Your best resolution and framerate depend on what sources you have available, and what kind of content you’re streaming. Higher framerates make video look smoother and more like real-life, and framerates closer to 24 frames per second make things look more film-like. Higher resolution is usually just straight up an improvement over low resolution, but the more visually detailed something is in the first place, the more it’ll benefit from it. A flat colour won’t see any difference whether it’s in 1920×1080 or 1280×720. A person’s face will, on the other hand.
We stream at 1280×720 and 50 frames per second. We use 50 frames per second because it’s the framerate my camera operates at, and we don’t have any sources that operate at a higher framerate than that. This is important, because streaming at a higher framerate or resolution than your sources output at doesn’t make any improvement to things. Your computer streaming to Twitch at 60 fps doesn’t make your 30fps camera work twice as hard, your computer just sends the same frame twice, which doesn’t make a difference in the end.
To explain the choice of resolution, we have to touch on bitrate.

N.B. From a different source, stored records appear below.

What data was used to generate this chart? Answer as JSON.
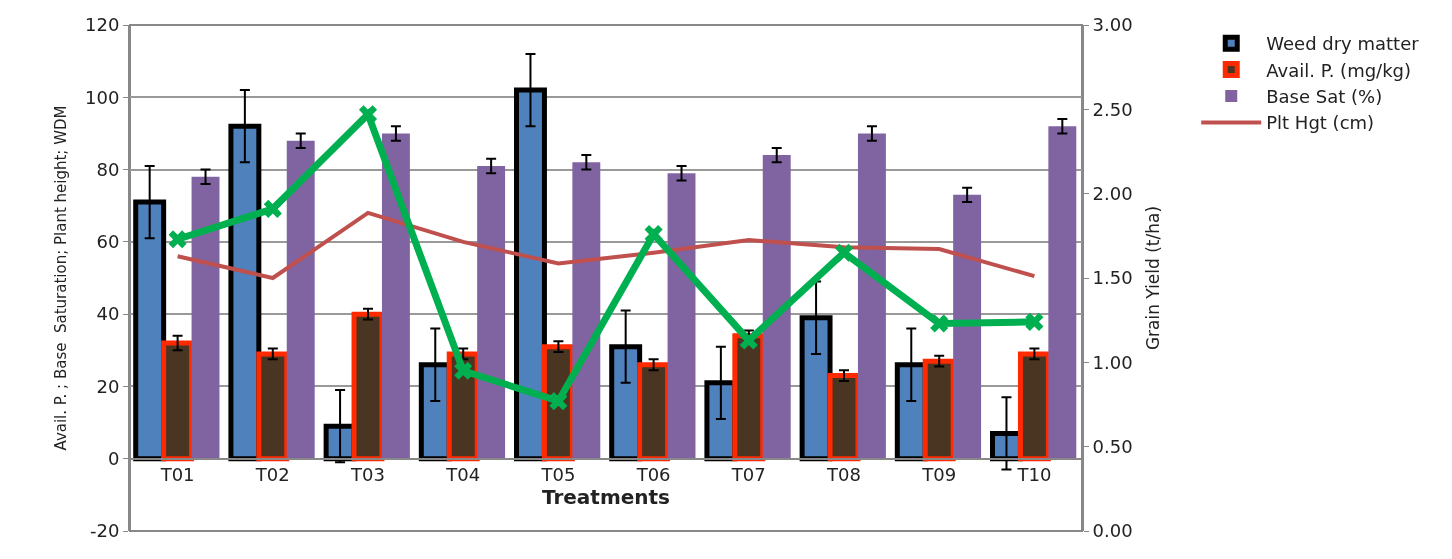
{
  "chart_data": {
    "type": "bar",
    "categories": [
      "T01",
      "T02",
      "T03",
      "T04",
      "T05",
      "T06",
      "T07",
      "T08",
      "T09",
      "T10"
    ],
    "xlabel": "Treatments",
    "ylabel": "Avail. P. ; Base  Saturation; Plant height; WDM",
    "y2label": "Grain Yield (t/ha)",
    "series": [
      {
        "name": "Weed dry matter",
        "color": "#4f81bd",
        "values": [
          71,
          92,
          9,
          26,
          102,
          31,
          21,
          39,
          26,
          7
        ],
        "errors": [
          10,
          10,
          10,
          10,
          10,
          10,
          10,
          10,
          10,
          10
        ]
      },
      {
        "name": "Avail. P. (mg/kg)",
        "color": "#4a3422",
        "values": [
          32,
          29,
          40,
          29,
          31,
          26,
          34,
          23,
          27,
          29
        ],
        "errors": [
          2,
          1.5,
          1.5,
          1.5,
          1.5,
          1.5,
          1.5,
          1.5,
          1.5,
          1.5
        ]
      },
      {
        "name": "Base Sat (%)",
        "color": "#8064a2",
        "values": [
          78,
          88,
          90,
          81,
          82,
          79,
          84,
          90,
          73,
          92
        ],
        "errors": [
          2,
          2,
          2,
          2,
          2,
          2,
          2,
          2,
          2,
          2
        ]
      },
      {
        "name": "Plt Hgt (cm)",
        "type": "line",
        "color": "#c0504d",
        "values": [
          56,
          50,
          68,
          60,
          54,
          57,
          60.5,
          58.5,
          58,
          50.5
        ]
      },
      {
        "type": "line",
        "axis": "y2",
        "marker": "cross",
        "color": "#00b050",
        "values": [
          1.73,
          1.91,
          2.47,
          0.95,
          0.77,
          1.76,
          1.13,
          1.65,
          1.23,
          1.24
        ]
      }
    ],
    "ylim": [
      -20,
      120
    ],
    "yticks": [
      -20,
      0,
      20,
      40,
      60,
      80,
      100,
      120
    ],
    "y2lim": [
      0,
      3
    ],
    "y2ticks": [
      {
        "value": 0,
        "label": "0.00"
      },
      {
        "value": 0.5,
        "label": "0.50"
      },
      {
        "value": 1,
        "label": "1.00"
      },
      {
        "value": 1.5,
        "label": "1.50"
      },
      {
        "value": 2,
        "label": "2.00"
      },
      {
        "value": 2.5,
        "label": "2.50"
      },
      {
        "value": 3,
        "label": "3.00"
      }
    ],
    "grid": "y",
    "legend": "right"
  }
}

Bitrate is simply the number of bits you’re sending Twitch/YouTube/wherever every second: the amount of data you’re firing over the internet to Twitch, and importantly, the amount of data Twitch is firing out to your viewers. This is important to understand for two reasons: a) if you have fast internet and are taking advantage of it to stream at a high bitrate, viewers with slower internet speeds will struggle to watch, and b) your bitrate caps the amount of data you can send to Twitch, which affects how much of an impact a higher framerate or resolution can have.

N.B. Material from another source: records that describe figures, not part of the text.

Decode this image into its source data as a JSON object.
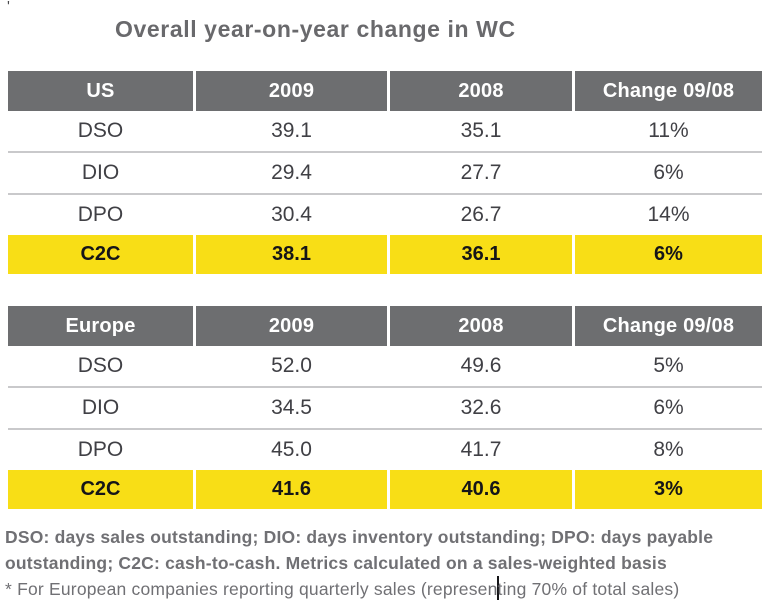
{
  "meta": {
    "stray_mark": "'"
  },
  "title": "Overall year-on-year change in WC",
  "colors": {
    "header_bg": "#6d6e70",
    "header_text": "#ffffff",
    "highlight_bg": "#f8de16",
    "body_text": "#404045",
    "title_text": "#69696c",
    "separator": "#c9c9cb",
    "footnote_text": "#707074"
  },
  "tables": [
    {
      "region": "US",
      "headers": [
        "US",
        "2009",
        "2008",
        "Change 09/08"
      ],
      "rows": [
        {
          "metric": "DSO",
          "y2009": "39.1",
          "y2008": "35.1",
          "change": "11%"
        },
        {
          "metric": "DIO",
          "y2009": "29.4",
          "y2008": "27.7",
          "change": "6%"
        },
        {
          "metric": "DPO",
          "y2009": "30.4",
          "y2008": "26.7",
          "change": "14%"
        },
        {
          "metric": "C2C",
          "y2009": "38.1",
          "y2008": "36.1",
          "change": "6%",
          "highlighted": true
        }
      ]
    },
    {
      "region": "Europe",
      "headers": [
        "Europe",
        "2009",
        "2008",
        "Change 09/08"
      ],
      "rows": [
        {
          "metric": "DSO",
          "y2009": "52.0",
          "y2008": "49.6",
          "change": "5%"
        },
        {
          "metric": "DIO",
          "y2009": "34.5",
          "y2008": "32.6",
          "change": "6%"
        },
        {
          "metric": "DPO",
          "y2009": "45.0",
          "y2008": "41.7",
          "change": "8%"
        },
        {
          "metric": "C2C",
          "y2009": "41.6",
          "y2008": "40.6",
          "change": "3%",
          "highlighted": true
        }
      ]
    }
  ],
  "footnotes": {
    "line1": "DSO: days sales outstanding; DIO: days inventory outstanding; DPO: days payable",
    "line2": "outstanding; C2C: cash-to-cash. Metrics calculated on a sales-weighted basis",
    "line3_before_caret": "* For European companies reporting quarterly sales (represen",
    "line3_after_caret": "ting 70% of total sales)"
  }
}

I won’t get into the why of that because I can’t think of a simple enough analogy, but basically a ‘good’ stream at 1920 x 1080 and 60 fps requires a lot more data than Twitch can handle nicely (YouTube might be better, I don’t know), and more data means potentially less people able to watch. You can sort of choose between a ‘good’ stream at 720p or an ‘average’ stream at 1080p, and we opted to have a better stream at a lower resolution. We’re able to stream to Twitch at a 4000Kbps bitrate and get a good quality, whereas we might have to go to 6 or 7000Kbps to see any benefit from 1080p.

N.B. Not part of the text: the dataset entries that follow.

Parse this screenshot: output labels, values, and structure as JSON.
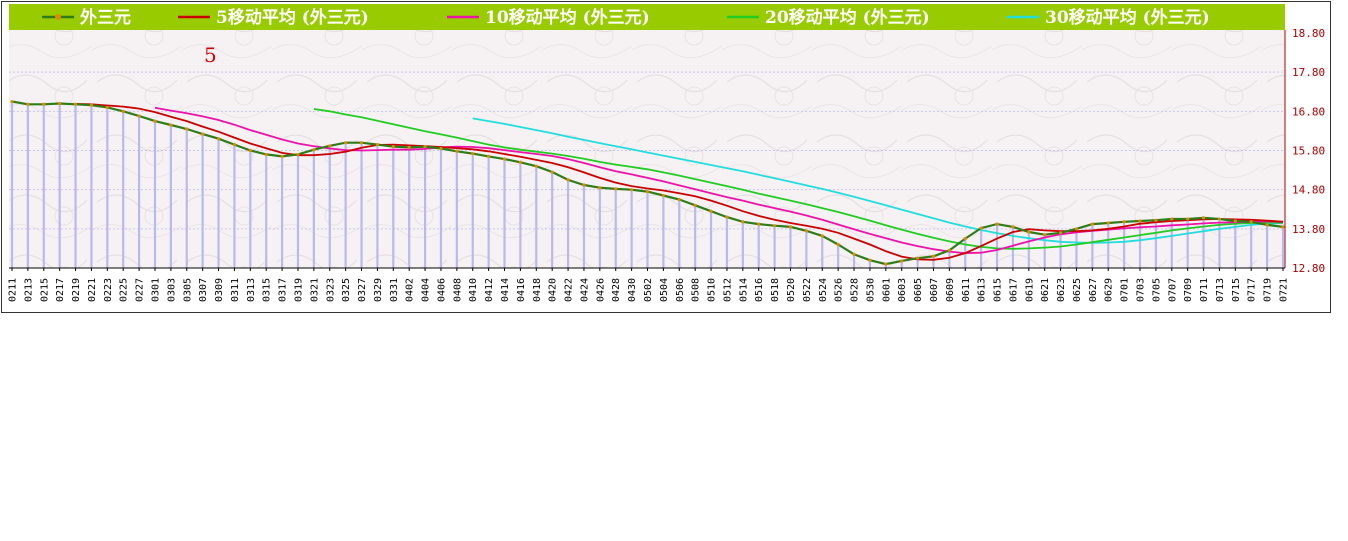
{
  "chart_data": {
    "type": "line",
    "title": "",
    "xlabel": "",
    "ylabel": "",
    "ylim": [
      12.8,
      18.8
    ],
    "yticks": [
      "18.80",
      "17.80",
      "16.80",
      "15.80",
      "14.80",
      "13.80",
      "12.80"
    ],
    "grid": true,
    "legend_placement": "top",
    "annotation": "5",
    "x_ticks": [
      "0211",
      "0213",
      "0215",
      "0217",
      "0219",
      "0221",
      "0223",
      "0225",
      "0227",
      "0301",
      "0303",
      "0305",
      "0307",
      "0309",
      "0311",
      "0313",
      "0315",
      "0317",
      "0319",
      "0321",
      "0323",
      "0325",
      "0327",
      "0329",
      "0331",
      "0402",
      "0404",
      "0406",
      "0408",
      "0410",
      "0412",
      "0414",
      "0416",
      "0418",
      "0420",
      "0422",
      "0424",
      "0426",
      "0428",
      "0430",
      "0502",
      "0504",
      "0506",
      "0508",
      "0510",
      "0512",
      "0514",
      "0516",
      "0518",
      "0520",
      "0522",
      "0524",
      "0526",
      "0528",
      "0530",
      "0601",
      "0603",
      "0605",
      "0607",
      "0609",
      "0611",
      "0613",
      "0615",
      "0617",
      "0619",
      "0621",
      "0623",
      "0625",
      "0627",
      "0629",
      "0701",
      "0703",
      "0705",
      "0707",
      "0709",
      "0711",
      "0713",
      "0715",
      "0717",
      "0719",
      "0721"
    ],
    "series": [
      {
        "name": "外三元",
        "color": "#2e7d1a",
        "values": [
          17.05,
          16.98,
          16.98,
          17.0,
          16.98,
          16.96,
          16.9,
          16.8,
          16.68,
          16.55,
          16.45,
          16.35,
          16.22,
          16.1,
          15.95,
          15.8,
          15.7,
          15.65,
          15.7,
          15.82,
          15.92,
          16.0,
          16.0,
          15.95,
          15.9,
          15.88,
          15.9,
          15.85,
          15.78,
          15.72,
          15.65,
          15.58,
          15.5,
          15.4,
          15.25,
          15.05,
          14.92,
          14.85,
          14.82,
          14.8,
          14.75,
          14.65,
          14.55,
          14.4,
          14.25,
          14.1,
          13.98,
          13.92,
          13.88,
          13.85,
          13.75,
          13.62,
          13.4,
          13.15,
          13.0,
          12.9,
          12.98,
          13.05,
          13.1,
          13.25,
          13.55,
          13.82,
          13.92,
          13.85,
          13.72,
          13.65,
          13.7,
          13.8,
          13.92,
          13.95,
          13.98,
          14.0,
          14.02,
          14.05,
          14.05,
          14.08,
          14.05,
          14.0,
          13.98,
          13.9,
          13.85
        ]
      },
      {
        "name": "5移动平均 (外三元)",
        "color": "#cc0000",
        "values": [
          null,
          null,
          null,
          null,
          16.99,
          16.98,
          16.95,
          16.92,
          16.87,
          16.78,
          16.66,
          16.55,
          16.41,
          16.28,
          16.13,
          15.98,
          15.86,
          15.74,
          15.68,
          15.68,
          15.71,
          15.77,
          15.87,
          15.94,
          15.95,
          15.93,
          15.91,
          15.89,
          15.86,
          15.83,
          15.78,
          15.71,
          15.64,
          15.56,
          15.48,
          15.37,
          15.24,
          15.1,
          14.98,
          14.89,
          14.83,
          14.78,
          14.71,
          14.63,
          14.52,
          14.39,
          14.25,
          14.13,
          14.03,
          13.95,
          13.88,
          13.8,
          13.7,
          13.55,
          13.4,
          13.23,
          13.09,
          13.02,
          13.01,
          13.06,
          13.18,
          13.36,
          13.55,
          13.72,
          13.79,
          13.76,
          13.74,
          13.74,
          13.76,
          13.8,
          13.86,
          13.93,
          13.97,
          14.0,
          14.02,
          14.04,
          14.05,
          14.04,
          14.03,
          14.01,
          13.98
        ]
      },
      {
        "name": "10移动平均 (外三元)",
        "color": "#ee11aa",
        "values": [
          null,
          null,
          null,
          null,
          null,
          null,
          null,
          null,
          null,
          16.89,
          16.82,
          16.75,
          16.67,
          16.58,
          16.46,
          16.32,
          16.2,
          16.08,
          15.98,
          15.91,
          15.85,
          15.81,
          15.8,
          15.81,
          15.82,
          15.82,
          15.84,
          15.88,
          15.9,
          15.89,
          15.86,
          15.81,
          15.76,
          15.71,
          15.66,
          15.58,
          15.48,
          15.37,
          15.27,
          15.19,
          15.1,
          15.01,
          14.91,
          14.81,
          14.71,
          14.61,
          14.52,
          14.42,
          14.33,
          14.24,
          14.14,
          14.03,
          13.91,
          13.79,
          13.67,
          13.56,
          13.45,
          13.36,
          13.28,
          13.22,
          13.18,
          13.19,
          13.26,
          13.37,
          13.48,
          13.58,
          13.66,
          13.71,
          13.75,
          13.78,
          13.81,
          13.84,
          13.86,
          13.89,
          13.91,
          13.94,
          13.96,
          13.97,
          13.98,
          13.99,
          13.98
        ]
      },
      {
        "name": "20移动平均 (外三元)",
        "color": "#22cc22",
        "values": [
          null,
          null,
          null,
          null,
          null,
          null,
          null,
          null,
          null,
          null,
          null,
          null,
          null,
          null,
          null,
          null,
          null,
          null,
          null,
          16.86,
          16.8,
          16.72,
          16.65,
          16.56,
          16.47,
          16.38,
          16.29,
          16.21,
          16.13,
          16.04,
          15.95,
          15.88,
          15.82,
          15.77,
          15.72,
          15.66,
          15.59,
          15.51,
          15.44,
          15.38,
          15.32,
          15.24,
          15.16,
          15.07,
          14.98,
          14.89,
          14.8,
          14.7,
          14.61,
          14.52,
          14.43,
          14.33,
          14.23,
          14.12,
          14.01,
          13.89,
          13.78,
          13.67,
          13.57,
          13.48,
          13.4,
          13.34,
          13.3,
          13.29,
          13.3,
          13.32,
          13.35,
          13.4,
          13.46,
          13.52,
          13.58,
          13.64,
          13.7,
          13.76,
          13.81,
          13.86,
          13.9,
          13.93,
          13.95,
          13.96,
          13.96
        ]
      },
      {
        "name": "30移动平均 (外三元)",
        "color": "#22dddd",
        "values": [
          null,
          null,
          null,
          null,
          null,
          null,
          null,
          null,
          null,
          null,
          null,
          null,
          null,
          null,
          null,
          null,
          null,
          null,
          null,
          null,
          null,
          null,
          null,
          null,
          null,
          null,
          null,
          null,
          null,
          16.62,
          16.55,
          16.48,
          16.4,
          16.32,
          16.24,
          16.15,
          16.07,
          15.99,
          15.91,
          15.83,
          15.75,
          15.67,
          15.59,
          15.51,
          15.43,
          15.35,
          15.27,
          15.18,
          15.09,
          15.0,
          14.91,
          14.82,
          14.72,
          14.62,
          14.51,
          14.4,
          14.29,
          14.18,
          14.07,
          13.96,
          13.86,
          13.77,
          13.69,
          13.62,
          13.56,
          13.51,
          13.47,
          13.45,
          13.44,
          13.45,
          13.47,
          13.51,
          13.56,
          13.62,
          13.68,
          13.74,
          13.8,
          13.85,
          13.9,
          13.93,
          13.95
        ]
      }
    ]
  }
}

It’s worth noting that once you reach Affiliate on Twitch you can sometimes get transcoding, where Twitch will give your viewers the option to watch at lower resolutions, and if you reach Partner you always get that. That’d minimise those concerns, but we’re not there yet.
That’s our stream settings window (at least the relevant portion). We record the streams at 1920×1080, that’s why the Rescale Output box is checked and set to 720p. That means Twitch receives the stream at a healthy resolution for streaming, but the final video will be a bit crisper for YouTube.
The Rate Control setting sets how you want your computer to figure out the bitrate. I use the CBR option (Constant BitRate), which just uses a fixed value. There are other ways to do it where the computer adjusts bitrate dynamically based on the content, but I’ve heard that CBR is the way to go for streaming.
Recording is a different beast, however. These are the settings I use for that. I use the CRF (Constant Rate Factor) mode for that, where my PC adjusts things based on the visual content. I use a CRF of 17 which produces good videos without overtaxing my PC. I record to .mkv format rather than the default .mp4 because if my computer crashes mid-stream, the video file isn’t corrupted as it would be with an MP4. MKV and MP4 files are the same information, just in different containers, so it’s really easy to convert from one to the other. If I need to edit videos before they go to YouTube then I’ll convert the MKV to MP4, then take it into Premiere.